The key novelty here is the fact that our multiscale mean field model explicitly included the presence of realistic bounded stochastic perturbations. This kind of stochastic perturbations have two classes of advantages. The first, largely discussed in the literature on bounded stochastic processes, is that bounded noises preserves the positivity of the parameters and impeded their excessive expansion. The second is that, at variance with white or colored Gaussian perturbations, even parameters that nonlinearly impact on the system can be perturbed.

The second limitation is that the proposed model is a mean field model. Furthermore, here two observations are useful to mitigate the nature of limitations. First, we qualitatively describe a problem that easily could be implemented by means of an individual based model. However populations of some types of agents such as cells rarely are of small medium size, and most often are of very large huge sizes, for which a mean field description are the one we propose here is well suited.

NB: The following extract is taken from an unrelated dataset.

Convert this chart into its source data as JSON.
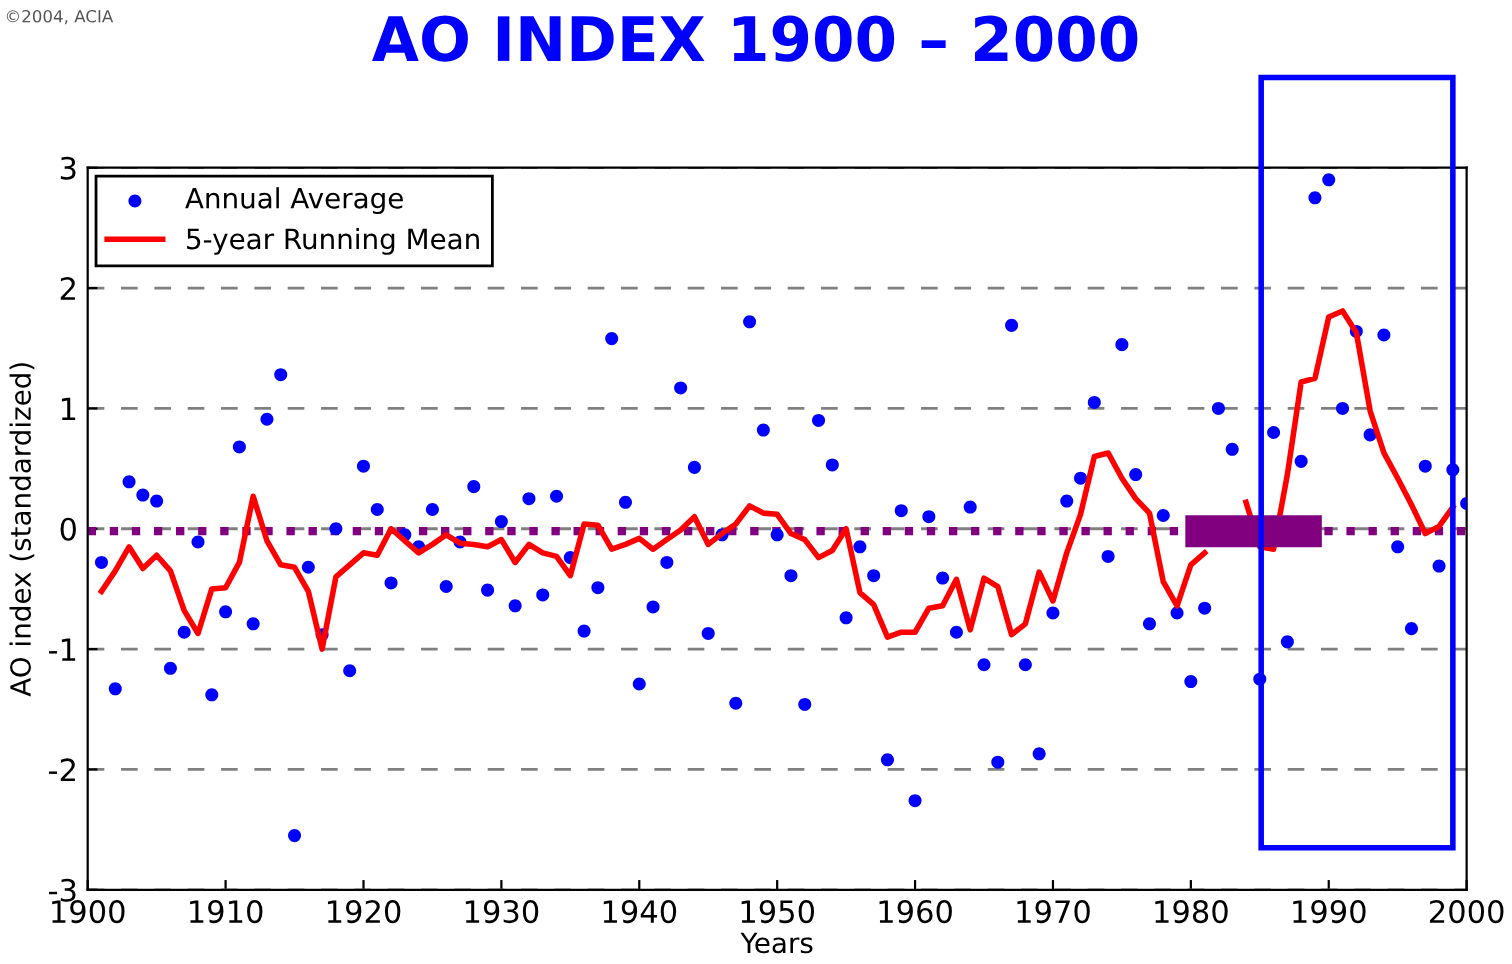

A third limitation is that we have chosen, for the sake of the simplicity, to focus on the behavior of a single population. However, also in this case intra-population interactions are biologically observed, leading to complex integro-differential terms in our model. the inclusion of multiple interplaying population can be easily be integrated by following the large body of research by Belomo and coworkers.

A final limitation is the use of bounded activities. The case of unbounded activities is important for two reasons: (i) this allows in a straightforward way the inclusion of the space is straightforward, since position and velocity it can be considered as a component of a generalized vectorial activity u; (ii) this could allow the possibility of the onset of traveling waves and solutions, a key topic in theoretical and applied mathematical physics [30,78,79,80,81,82] that have extremely interesting synergies with possible noisy perturbations [83].